Sementara itu, Ferdi Kurnianto menyesalkan, Aman tidak pernah dilibatkan sebagai pihak terkait. “Secara organisasi, kami sangat kecewa atas sikap Pemkab Lamandau, mereka memuat nama kami sebagai anggota Panitia MHA, tapi kami tidak dilibatkan.
Kalau ingin jujur, libatkan Aman. Termasuk, misalnya usulan Kinipan. Undang Aman Lamandau, Aman Kalteng, agar kita duduk sama-sama memikirkan bagaimana proses pengakuan ini berjalan,” ucap dia.
Ferdi menambahkan, panitia MHA Lamandau jangan hanya duduk di belakang meja.
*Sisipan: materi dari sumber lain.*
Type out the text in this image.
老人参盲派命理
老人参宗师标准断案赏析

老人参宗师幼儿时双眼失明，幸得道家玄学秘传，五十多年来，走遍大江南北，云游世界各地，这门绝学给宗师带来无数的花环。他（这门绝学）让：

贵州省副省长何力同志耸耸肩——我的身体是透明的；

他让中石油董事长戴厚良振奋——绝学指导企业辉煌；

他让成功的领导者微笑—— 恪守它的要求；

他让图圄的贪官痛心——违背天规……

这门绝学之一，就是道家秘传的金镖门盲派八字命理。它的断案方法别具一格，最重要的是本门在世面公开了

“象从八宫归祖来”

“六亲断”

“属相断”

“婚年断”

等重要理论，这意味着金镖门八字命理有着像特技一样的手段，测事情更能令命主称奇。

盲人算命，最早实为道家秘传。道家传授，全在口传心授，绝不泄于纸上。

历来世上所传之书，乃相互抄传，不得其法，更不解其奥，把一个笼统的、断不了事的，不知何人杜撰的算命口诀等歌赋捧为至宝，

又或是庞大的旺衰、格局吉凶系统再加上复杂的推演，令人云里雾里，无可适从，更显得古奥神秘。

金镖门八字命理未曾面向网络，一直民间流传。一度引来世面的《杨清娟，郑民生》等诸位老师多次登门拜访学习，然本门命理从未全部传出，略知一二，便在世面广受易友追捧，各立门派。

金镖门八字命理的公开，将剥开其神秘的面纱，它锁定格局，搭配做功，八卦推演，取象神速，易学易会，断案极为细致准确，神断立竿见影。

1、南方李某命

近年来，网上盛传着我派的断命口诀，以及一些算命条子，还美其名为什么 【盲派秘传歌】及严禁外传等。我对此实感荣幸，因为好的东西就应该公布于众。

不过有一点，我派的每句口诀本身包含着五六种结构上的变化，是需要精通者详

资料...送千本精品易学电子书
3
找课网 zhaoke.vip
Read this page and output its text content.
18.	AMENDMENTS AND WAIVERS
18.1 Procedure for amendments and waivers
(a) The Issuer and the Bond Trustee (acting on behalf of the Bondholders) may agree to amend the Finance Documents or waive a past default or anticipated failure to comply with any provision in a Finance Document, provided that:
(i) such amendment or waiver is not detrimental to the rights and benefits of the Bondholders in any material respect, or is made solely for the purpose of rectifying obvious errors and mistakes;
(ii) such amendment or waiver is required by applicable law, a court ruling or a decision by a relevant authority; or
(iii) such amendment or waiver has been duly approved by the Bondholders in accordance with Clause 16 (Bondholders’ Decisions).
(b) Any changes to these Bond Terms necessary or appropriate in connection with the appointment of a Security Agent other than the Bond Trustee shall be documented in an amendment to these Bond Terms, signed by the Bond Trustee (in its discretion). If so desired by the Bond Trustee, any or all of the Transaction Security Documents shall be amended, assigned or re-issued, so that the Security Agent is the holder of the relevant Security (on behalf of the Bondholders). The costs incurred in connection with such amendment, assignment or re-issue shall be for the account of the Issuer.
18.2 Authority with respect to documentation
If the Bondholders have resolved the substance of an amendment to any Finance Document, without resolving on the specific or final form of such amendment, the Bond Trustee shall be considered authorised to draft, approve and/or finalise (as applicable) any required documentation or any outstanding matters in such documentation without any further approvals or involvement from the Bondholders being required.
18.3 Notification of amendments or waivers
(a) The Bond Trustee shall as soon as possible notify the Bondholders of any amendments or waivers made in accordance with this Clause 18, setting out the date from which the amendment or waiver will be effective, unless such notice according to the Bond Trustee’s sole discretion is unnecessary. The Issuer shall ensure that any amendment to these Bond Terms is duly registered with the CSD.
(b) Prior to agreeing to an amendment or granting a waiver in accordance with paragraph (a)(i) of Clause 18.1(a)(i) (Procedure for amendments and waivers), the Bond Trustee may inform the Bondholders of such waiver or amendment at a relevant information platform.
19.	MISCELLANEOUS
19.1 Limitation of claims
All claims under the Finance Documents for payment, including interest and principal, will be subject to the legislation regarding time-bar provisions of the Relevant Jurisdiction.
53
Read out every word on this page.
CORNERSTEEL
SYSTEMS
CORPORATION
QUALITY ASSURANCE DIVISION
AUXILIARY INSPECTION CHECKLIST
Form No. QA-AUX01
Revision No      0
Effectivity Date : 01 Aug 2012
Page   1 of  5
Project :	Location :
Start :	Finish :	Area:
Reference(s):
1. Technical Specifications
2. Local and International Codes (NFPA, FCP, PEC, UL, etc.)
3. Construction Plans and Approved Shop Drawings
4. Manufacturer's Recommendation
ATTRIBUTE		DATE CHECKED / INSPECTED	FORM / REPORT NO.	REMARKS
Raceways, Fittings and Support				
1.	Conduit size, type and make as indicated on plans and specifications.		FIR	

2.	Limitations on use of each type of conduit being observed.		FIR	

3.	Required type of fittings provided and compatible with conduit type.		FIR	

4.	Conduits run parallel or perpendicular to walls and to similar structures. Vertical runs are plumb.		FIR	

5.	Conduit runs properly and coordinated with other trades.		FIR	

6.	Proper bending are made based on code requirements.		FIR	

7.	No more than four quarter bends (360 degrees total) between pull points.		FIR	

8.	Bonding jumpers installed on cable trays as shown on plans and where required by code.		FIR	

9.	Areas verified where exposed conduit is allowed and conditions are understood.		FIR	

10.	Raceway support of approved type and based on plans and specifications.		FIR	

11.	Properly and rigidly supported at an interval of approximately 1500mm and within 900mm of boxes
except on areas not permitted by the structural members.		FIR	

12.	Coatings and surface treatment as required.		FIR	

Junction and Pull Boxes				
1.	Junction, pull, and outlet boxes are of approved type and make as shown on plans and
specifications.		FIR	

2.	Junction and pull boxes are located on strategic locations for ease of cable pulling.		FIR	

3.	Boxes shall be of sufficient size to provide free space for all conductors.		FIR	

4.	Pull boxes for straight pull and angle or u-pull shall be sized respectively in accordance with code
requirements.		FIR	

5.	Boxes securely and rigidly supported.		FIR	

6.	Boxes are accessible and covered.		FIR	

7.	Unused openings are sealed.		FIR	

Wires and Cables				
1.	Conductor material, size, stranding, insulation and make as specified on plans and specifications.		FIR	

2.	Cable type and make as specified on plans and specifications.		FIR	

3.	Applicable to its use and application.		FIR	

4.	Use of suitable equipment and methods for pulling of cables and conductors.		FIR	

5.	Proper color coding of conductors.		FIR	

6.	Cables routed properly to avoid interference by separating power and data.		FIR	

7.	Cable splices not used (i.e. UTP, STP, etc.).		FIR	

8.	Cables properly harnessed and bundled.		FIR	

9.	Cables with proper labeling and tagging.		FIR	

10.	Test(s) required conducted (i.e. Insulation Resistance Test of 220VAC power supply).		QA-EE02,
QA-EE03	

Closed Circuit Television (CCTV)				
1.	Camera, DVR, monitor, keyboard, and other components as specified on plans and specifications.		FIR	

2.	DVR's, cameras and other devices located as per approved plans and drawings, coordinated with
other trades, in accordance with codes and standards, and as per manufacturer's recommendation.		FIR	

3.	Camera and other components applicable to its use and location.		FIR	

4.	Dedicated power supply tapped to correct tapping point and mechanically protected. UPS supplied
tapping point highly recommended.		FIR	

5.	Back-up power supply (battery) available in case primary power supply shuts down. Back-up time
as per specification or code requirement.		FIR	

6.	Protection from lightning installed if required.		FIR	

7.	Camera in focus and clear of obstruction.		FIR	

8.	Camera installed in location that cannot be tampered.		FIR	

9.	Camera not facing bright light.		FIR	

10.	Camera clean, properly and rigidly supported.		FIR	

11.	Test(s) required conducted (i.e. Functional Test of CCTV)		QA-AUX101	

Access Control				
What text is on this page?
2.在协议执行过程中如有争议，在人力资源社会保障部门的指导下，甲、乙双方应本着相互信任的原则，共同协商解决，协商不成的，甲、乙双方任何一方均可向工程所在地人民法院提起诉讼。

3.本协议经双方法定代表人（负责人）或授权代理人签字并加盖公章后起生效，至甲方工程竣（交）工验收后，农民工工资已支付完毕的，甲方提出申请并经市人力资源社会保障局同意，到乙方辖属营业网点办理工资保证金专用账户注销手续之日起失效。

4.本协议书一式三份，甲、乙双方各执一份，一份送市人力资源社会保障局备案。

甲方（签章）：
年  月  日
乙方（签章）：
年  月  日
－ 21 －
Mereka harus jemput bola ke lapangan, bersama masyarakat pengusul untuk melakukan verifikasi, identifikasi dan validasi usulan itu.
“Tugas panitia ngapain, kalau hanya terima beres, harus lengkap, sesuai pedoman, lalu tinggal Acc saja. Tugas mereka melakukan verifikasi, identifikasi, validasi, termasuk jika dokumen tidak lengkap, termasuk tugas panitia untuk (membantu) melengkapi,” paparnya.
Ia menegaskan, Seharusnya juga Pemkab Lamandau bisa belajar dari Kab. Pulang Pisau dan Sukamara, yang sudah memberikan pengakuan pada sejumlah masyarakat adat di sana.
Saat itu bahkan belum terbit SK Bupati Pulang Pisau dan SK Bupati Sukamara tentang Panitia MHA belum terbit. SK Gubernur Kalimantan Tengah juga belum terbit tentang Panitia MHA Provinsi saat itu.
“Dua contoh kasus tersebut bisa jadi pembelajaran. Jika pun harus sesuai dengan pedoman tata cara yang diinginkan, ya tugas panitia bukan hanya duduk pangku tangan,” tegas Ferdi.
Hal senada juga disampaikan Safrudin Mahendra, Save Our Borneo organisasinya juga terlibat dalam koalisi keadilan bersama Aman, Walhi, dan YLBHI-LBH Palangka Raya untuk Kinipan.
Ia juga menilai terbitnya Perda Lamandau Nomor 3 tahun 2023 tentang Pedoman, Pengakuan, dan Perlindungan Masyarakat Hukum Adat Dayak perlu diapresiasi. Namun perda itu belum cukup jelas dan terperinci dalam pedoman teknisnya.
Harapannya, jika nantinya pedoman teknis tersebut akan dibuat dalam bentuk Peraturan Bupati, maka jangan sampai pedoman teknis tersebut memberatkan atau justru mempersulit komunitas dalam pengajuan pengakuan dan perlindungan masyarakat hukum adat-nya, apalagi target pemerintah dalam mengalokasikan pengelolaan kawasan hutan untuk dikelola masyarakat adat sangat besar dan capaiannya sampai masa-masa akhir Pemerintahan Jokowi ini masih sangat sedikit,” kata Safrudin.